The concentration of isoniazid had a significant impact on the color intensity of the calibration solutions that were evaluated. Depending on the amount of drug present, the color of the solution ranged from blue to a grayish-blue. As a result of the change in blue, it was anticipated that the B channel from the RGB color space would produce favorable outcomes, followed by the hue channel. Upon closer inspection, it is clear that the forecast that was made for channel B has been confirmed. For this channel, the best results were produced by using each smartphone. These results were attained in terms of linearity range, precision, and accuracy. Furthermore, the data that were received on the remaining seven channels did not permit the fitting of any trend line in a significant portion of the cases. As a consequence of this, the output from channel B was taken into consideration for the determination of isoniazid.
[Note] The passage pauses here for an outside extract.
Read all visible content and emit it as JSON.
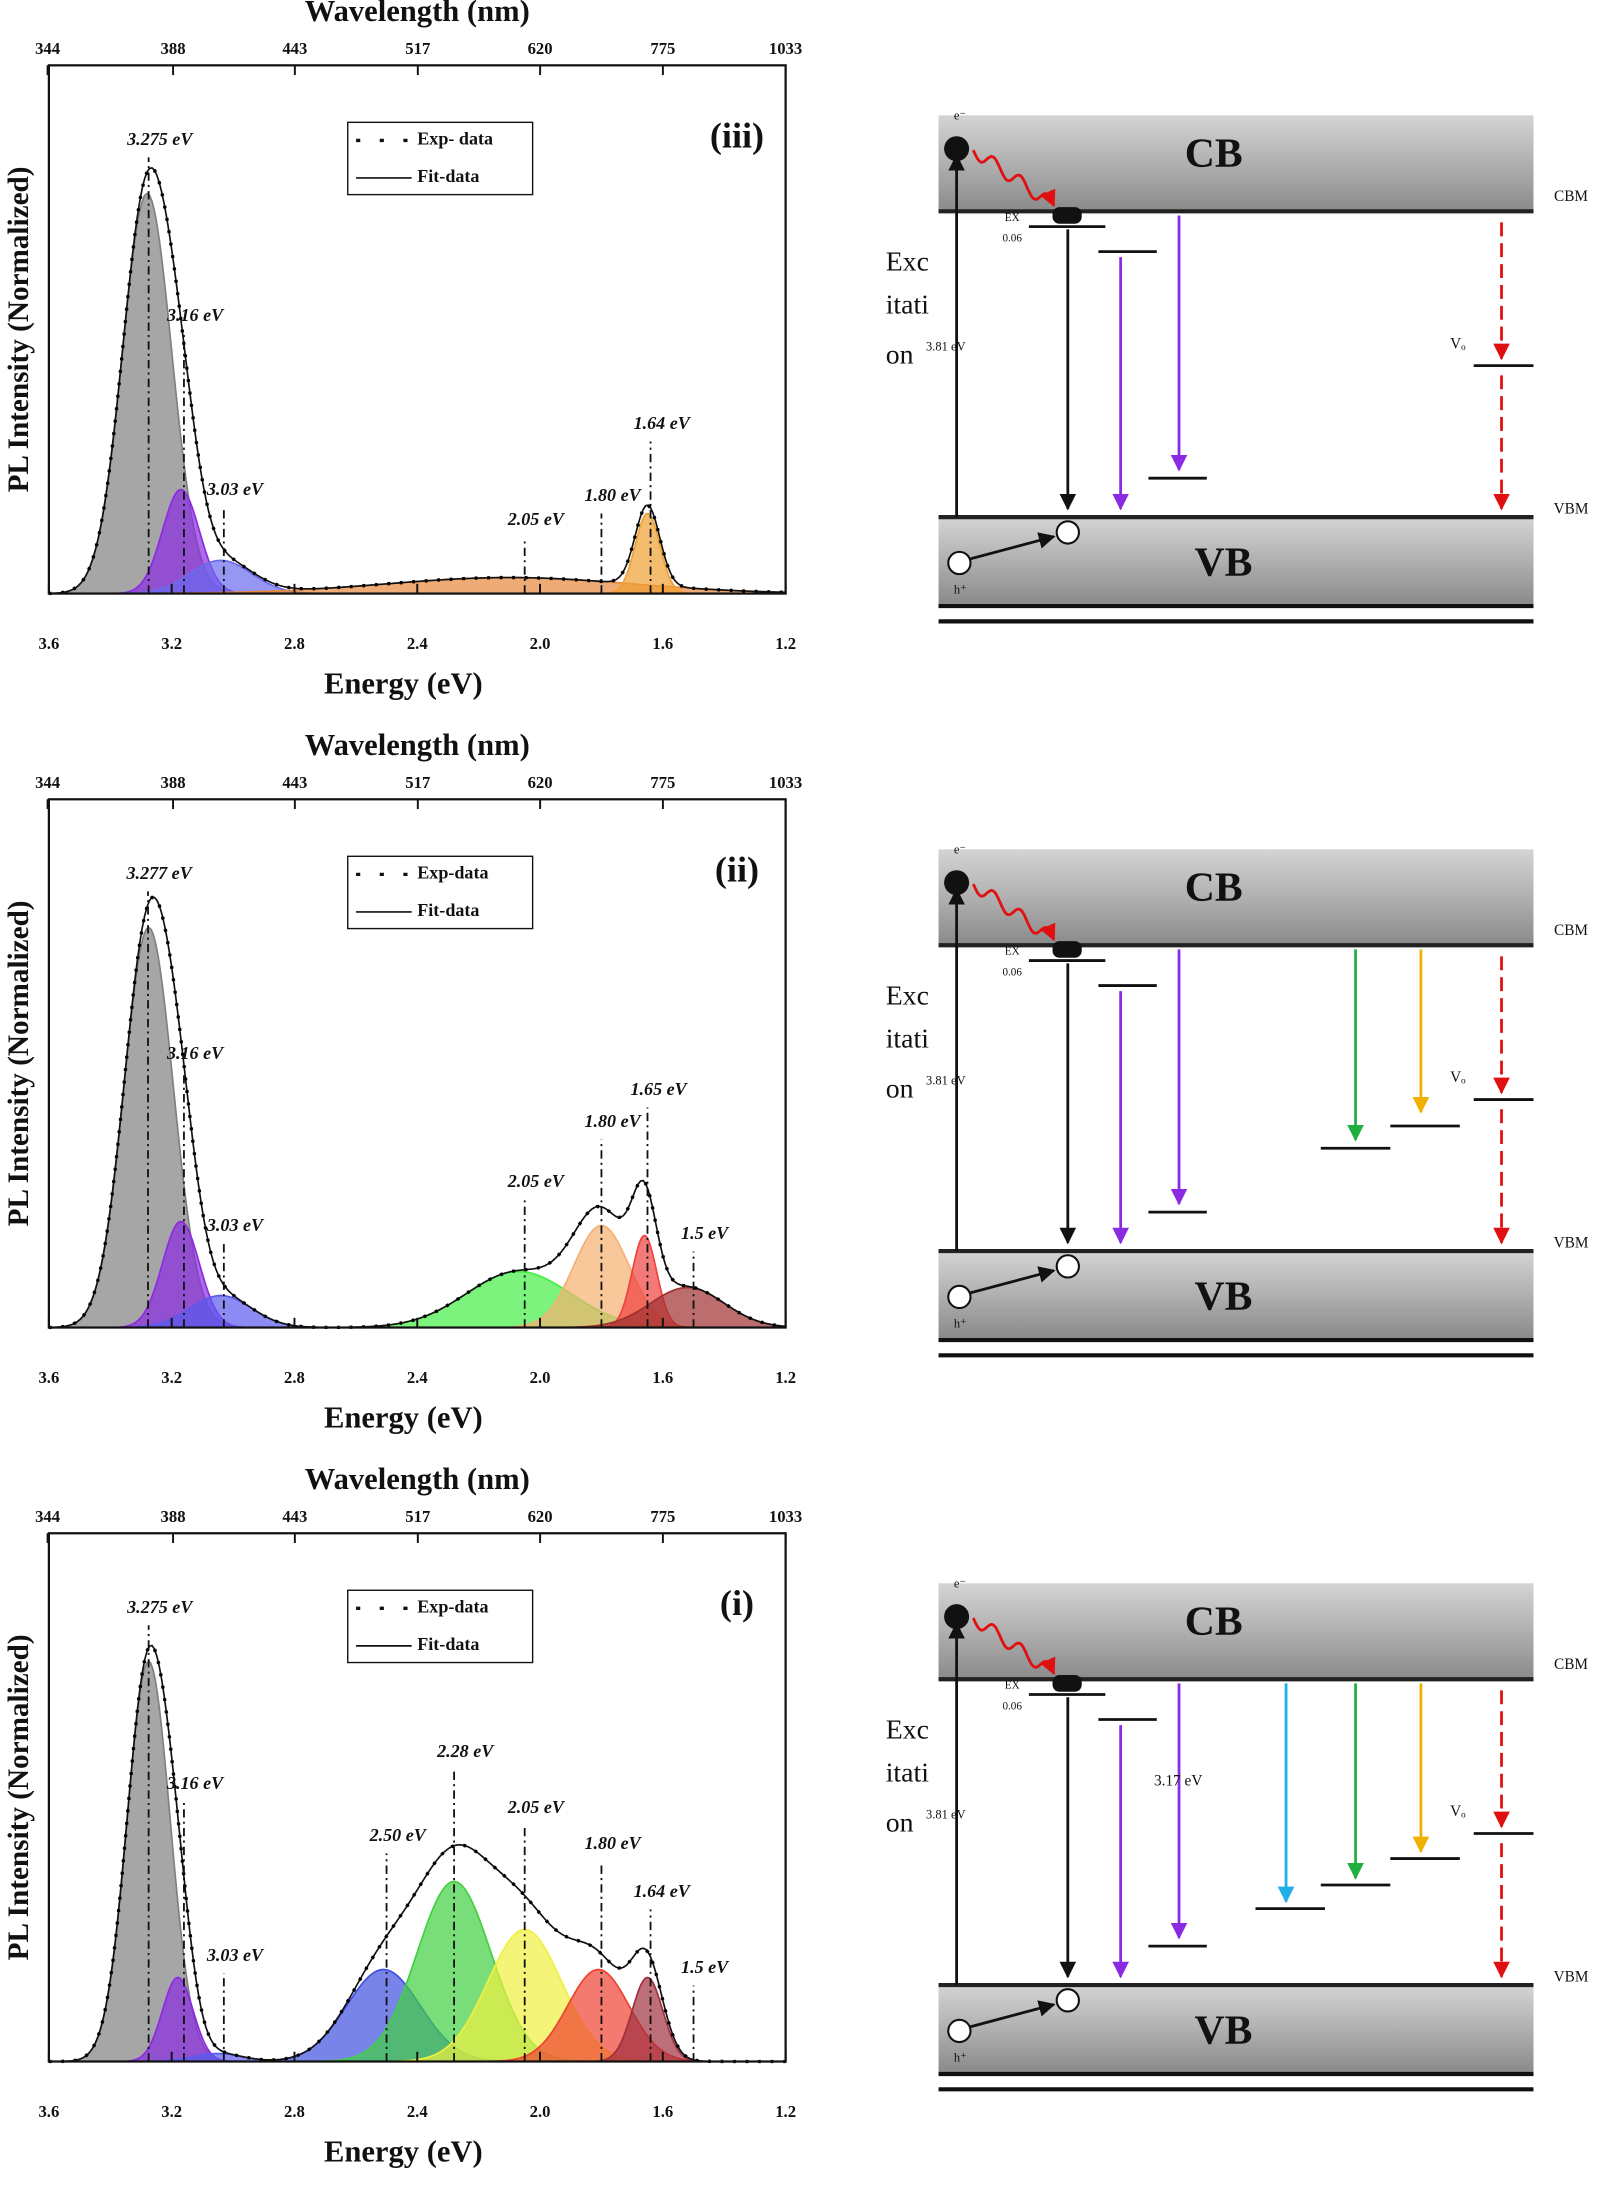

There are differences between the B channel and the findings that were obtained for each smartphone. In comparison to the data obtained by other technologies, the findings obtained by smartphone 1 are more precise and accurate. The resolution of the camera that was used for the research appears to play a significant part in colorimetric analysis that is based on smartphones, which directly affects the quality of the images. The camera resolution of smartphone 1 is 108 megapixels, whereas the resolution of smartphone 2 is 32 megapixels. Despite the fact that the smartphone 2 and the smartphone 3 were produced by separate businesses, the resolution of their cameras is the same (48 megapixels against 16 megapixels). As the method greenness assessed by using green tools showed 89 points by AES assessment, 0.74 by AGREE assessment and 80.0 by BAGI assessment, it indicates that the method is eco-friendly. The portability of the DIC method is an added advantage to the present method, which is one of the important principles of GAC.

Conclusions

The purpose of this study was to establish whether or not it would be possible to use digital image colorimetry conducted on a smartphone to identify the presence of isoniazid by analyzing the color interaction with FC reagent. Analyses were performed on the results that were acquired in relation to the medicine. The determinations were obtained through the use of digital imaging technologies which were present on three distinct smartphones. A comparison was done between the various systems that were involved. The PhotoMetrix PRO is a photographic measuring instrument that is on par with those used by professionals. There is evidence that the application that is based on smartphones offers a great deal of benefits. Image colorimetry in digital format is the subject of this conversation. On top of that, it has been demonstrated. The results obtained with the B were the most exceptional possible. Users are able to access the channel through the usage of this application, regardless of the particular type of their smartphone. There is a sufficient amount of sensitivity displayed by the approaches that are given in this research. The acquired analytical parameters for colorimetry through the use of smartphone-based digital picture analysis reveal that they are comparable to spectrophotometric methods published in the current literature for the purpose of quantifying isoniazid in pharmaceutical formulations. A validation of the approach was accomplished by analyzing isoniazid in both its conventional formulation and tablet form. The findings that were obtained for both the model and the real samples are considered to be sufficient, which confirms the analytical value of the technique that was recommended for drug analysis. Eco-friendly nature of the developed DIC method, assessed by green metrics proved its greenness. To the best of our knowledge, this work is the first attempt to measure isoniazid levels in pharmaceuticals by employing smartphone-based digital imaging colorimetry. This is the case, according to our current understanding.